Reflections on a rest home for the elderly.
When faced with the beginnings of empty-nest syndrome, Halpern (I Can't Remember What I Forgot, 2008, etc.) decided to invest time in others as a way to fill her day. She and her dog, Pransky, became a certified human–dog therapy team, working at the local nursing home. She expected to meet and "learn something about old people, and about the therapeutic value of animals in a medical setting, and about myself in that setting, which was alien and not a little scary." With Pransky at her side acting as an icebreaker, Halpern experienced the seven virtues of life: "love, hope, faith, prudence, justice, fortitude [and] restraint." Witty and compassionate, the author introduces readers to the lives of many of the residents, providing insight into the last stages of a person's life.
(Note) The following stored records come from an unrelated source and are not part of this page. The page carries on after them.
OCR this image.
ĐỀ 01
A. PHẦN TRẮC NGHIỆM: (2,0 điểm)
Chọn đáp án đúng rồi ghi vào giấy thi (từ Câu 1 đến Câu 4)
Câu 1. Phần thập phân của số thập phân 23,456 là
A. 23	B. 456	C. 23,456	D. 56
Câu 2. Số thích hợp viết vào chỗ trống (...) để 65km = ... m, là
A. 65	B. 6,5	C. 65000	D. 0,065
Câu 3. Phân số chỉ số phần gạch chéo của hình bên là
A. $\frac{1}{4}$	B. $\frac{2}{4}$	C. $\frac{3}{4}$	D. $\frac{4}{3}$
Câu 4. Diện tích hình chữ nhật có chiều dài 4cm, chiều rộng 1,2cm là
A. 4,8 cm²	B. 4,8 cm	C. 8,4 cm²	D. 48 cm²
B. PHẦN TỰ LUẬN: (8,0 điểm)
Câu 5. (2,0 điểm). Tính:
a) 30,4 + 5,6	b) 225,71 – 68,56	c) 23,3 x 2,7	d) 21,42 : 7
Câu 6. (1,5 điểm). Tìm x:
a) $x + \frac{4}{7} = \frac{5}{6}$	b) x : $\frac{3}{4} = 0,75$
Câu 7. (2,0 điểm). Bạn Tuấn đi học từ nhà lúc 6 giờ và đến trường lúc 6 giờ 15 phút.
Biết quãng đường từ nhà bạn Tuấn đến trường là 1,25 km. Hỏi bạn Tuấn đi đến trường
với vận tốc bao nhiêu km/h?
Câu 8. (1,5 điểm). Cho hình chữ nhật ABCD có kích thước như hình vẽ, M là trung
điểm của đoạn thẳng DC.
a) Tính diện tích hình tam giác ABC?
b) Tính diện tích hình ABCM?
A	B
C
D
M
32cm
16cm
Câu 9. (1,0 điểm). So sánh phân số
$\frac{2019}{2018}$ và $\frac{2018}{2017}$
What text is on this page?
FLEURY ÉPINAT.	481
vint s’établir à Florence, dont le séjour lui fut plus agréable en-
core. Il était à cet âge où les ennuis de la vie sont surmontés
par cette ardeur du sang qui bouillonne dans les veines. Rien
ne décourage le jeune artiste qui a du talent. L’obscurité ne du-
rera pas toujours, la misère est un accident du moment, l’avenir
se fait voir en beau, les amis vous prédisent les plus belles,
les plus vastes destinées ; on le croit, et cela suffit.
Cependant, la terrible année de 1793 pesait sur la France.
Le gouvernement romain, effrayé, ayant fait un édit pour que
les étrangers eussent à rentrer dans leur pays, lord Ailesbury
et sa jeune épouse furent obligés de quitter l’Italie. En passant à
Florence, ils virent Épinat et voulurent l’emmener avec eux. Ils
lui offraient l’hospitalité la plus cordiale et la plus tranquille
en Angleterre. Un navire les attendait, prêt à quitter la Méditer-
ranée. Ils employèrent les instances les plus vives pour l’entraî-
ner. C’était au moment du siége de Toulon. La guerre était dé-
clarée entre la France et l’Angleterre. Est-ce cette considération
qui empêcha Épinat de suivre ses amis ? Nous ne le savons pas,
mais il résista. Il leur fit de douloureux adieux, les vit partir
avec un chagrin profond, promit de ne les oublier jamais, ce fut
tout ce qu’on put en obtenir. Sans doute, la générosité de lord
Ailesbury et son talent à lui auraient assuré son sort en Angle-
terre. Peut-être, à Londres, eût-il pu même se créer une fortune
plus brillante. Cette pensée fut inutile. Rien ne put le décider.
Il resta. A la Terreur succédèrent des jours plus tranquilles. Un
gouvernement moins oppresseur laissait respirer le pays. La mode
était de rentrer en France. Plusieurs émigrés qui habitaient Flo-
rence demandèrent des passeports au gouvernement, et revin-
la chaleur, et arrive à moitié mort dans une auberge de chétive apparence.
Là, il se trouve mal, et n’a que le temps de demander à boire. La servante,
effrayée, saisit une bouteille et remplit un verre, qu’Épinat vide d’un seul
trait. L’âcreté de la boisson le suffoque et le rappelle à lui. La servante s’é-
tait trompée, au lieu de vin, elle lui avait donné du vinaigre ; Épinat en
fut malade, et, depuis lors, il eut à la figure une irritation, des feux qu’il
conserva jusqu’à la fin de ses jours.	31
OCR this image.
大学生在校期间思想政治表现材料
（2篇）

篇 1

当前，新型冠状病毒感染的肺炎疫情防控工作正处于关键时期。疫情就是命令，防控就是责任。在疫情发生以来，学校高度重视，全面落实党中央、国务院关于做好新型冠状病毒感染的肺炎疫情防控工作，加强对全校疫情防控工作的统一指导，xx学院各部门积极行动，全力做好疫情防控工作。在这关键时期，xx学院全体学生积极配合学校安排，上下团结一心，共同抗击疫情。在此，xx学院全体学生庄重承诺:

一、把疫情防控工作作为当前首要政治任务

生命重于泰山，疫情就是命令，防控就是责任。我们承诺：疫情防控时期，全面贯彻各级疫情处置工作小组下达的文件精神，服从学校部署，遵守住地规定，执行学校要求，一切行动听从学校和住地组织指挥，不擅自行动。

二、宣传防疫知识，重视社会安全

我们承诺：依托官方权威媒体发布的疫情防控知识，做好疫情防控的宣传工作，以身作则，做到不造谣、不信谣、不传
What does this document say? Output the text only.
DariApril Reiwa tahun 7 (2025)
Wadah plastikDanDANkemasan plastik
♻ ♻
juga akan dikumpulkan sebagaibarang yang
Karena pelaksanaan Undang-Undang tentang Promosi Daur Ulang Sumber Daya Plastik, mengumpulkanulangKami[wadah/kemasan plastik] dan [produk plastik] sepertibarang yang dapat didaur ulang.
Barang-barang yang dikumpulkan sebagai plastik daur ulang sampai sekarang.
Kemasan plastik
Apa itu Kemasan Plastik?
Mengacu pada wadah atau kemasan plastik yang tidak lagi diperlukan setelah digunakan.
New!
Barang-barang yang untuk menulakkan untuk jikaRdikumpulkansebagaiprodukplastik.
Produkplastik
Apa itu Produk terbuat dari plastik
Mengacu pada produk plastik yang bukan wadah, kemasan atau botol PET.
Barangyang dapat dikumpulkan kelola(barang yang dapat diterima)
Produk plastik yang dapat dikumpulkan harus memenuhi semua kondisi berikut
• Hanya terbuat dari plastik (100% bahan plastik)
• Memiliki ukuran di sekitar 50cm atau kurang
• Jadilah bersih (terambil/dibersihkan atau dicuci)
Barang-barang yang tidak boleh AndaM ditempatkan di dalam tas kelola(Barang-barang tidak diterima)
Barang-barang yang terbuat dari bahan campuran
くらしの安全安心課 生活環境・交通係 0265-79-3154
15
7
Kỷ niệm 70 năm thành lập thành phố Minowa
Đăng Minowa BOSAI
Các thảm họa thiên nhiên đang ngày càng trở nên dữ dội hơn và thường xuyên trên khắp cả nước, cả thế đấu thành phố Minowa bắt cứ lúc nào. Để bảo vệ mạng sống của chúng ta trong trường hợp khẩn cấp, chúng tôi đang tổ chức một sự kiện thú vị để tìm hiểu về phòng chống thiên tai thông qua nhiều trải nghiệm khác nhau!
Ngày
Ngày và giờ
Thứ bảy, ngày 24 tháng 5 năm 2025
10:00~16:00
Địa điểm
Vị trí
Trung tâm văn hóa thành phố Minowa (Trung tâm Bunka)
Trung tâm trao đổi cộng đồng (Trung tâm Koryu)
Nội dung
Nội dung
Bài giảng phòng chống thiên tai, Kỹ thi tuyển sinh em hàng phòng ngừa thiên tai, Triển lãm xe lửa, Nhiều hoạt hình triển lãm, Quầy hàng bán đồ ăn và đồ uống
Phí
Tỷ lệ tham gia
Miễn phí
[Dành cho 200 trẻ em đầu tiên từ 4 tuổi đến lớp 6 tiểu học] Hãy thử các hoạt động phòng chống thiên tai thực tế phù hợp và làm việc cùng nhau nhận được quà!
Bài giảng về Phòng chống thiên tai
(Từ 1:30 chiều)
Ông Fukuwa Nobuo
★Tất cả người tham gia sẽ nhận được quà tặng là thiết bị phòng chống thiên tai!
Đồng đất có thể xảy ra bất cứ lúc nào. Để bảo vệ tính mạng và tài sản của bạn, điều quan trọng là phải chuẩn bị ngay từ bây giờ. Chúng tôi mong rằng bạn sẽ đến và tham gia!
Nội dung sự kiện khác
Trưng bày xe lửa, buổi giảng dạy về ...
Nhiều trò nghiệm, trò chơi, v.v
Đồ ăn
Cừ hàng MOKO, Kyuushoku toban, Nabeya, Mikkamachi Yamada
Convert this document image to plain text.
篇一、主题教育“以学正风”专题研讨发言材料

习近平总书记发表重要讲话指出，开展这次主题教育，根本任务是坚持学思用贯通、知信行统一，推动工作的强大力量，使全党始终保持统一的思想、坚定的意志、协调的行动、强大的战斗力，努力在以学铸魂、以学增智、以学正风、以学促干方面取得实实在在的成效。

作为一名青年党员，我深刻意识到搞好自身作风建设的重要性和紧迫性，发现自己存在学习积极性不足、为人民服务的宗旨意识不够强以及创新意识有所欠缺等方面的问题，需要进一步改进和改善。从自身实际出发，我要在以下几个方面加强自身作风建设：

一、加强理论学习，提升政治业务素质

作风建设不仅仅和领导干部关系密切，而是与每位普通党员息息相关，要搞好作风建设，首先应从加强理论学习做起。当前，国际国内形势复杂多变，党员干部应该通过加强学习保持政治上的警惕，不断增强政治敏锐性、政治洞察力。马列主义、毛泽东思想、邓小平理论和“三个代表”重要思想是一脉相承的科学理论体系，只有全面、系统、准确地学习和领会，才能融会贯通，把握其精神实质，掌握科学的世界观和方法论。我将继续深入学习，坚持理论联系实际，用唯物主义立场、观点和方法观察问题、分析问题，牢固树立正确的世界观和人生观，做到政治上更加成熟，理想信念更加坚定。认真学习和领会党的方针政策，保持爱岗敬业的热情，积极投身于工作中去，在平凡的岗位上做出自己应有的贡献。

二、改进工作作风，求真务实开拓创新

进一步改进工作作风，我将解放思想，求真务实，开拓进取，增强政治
These people were farmers, counselors, teachers, museum curators, and they "had lives—rich, rewarding, interesting, challenging, complicated lives." The residents showed Halpern that death is not something to be feared but accepted with dignity despite failing mental and physical health. Over time, the author realized that "hanging out…[was] as satisfying as anything else we could have been doing between ten and noon on Tuesdays, and, most of the time, more so." Through her enlightening observations of this particular nursing home, readers will take away the knowledge that we are each given one life and we had best not squander how we live it.
Endearing thoughts on aging and companionship.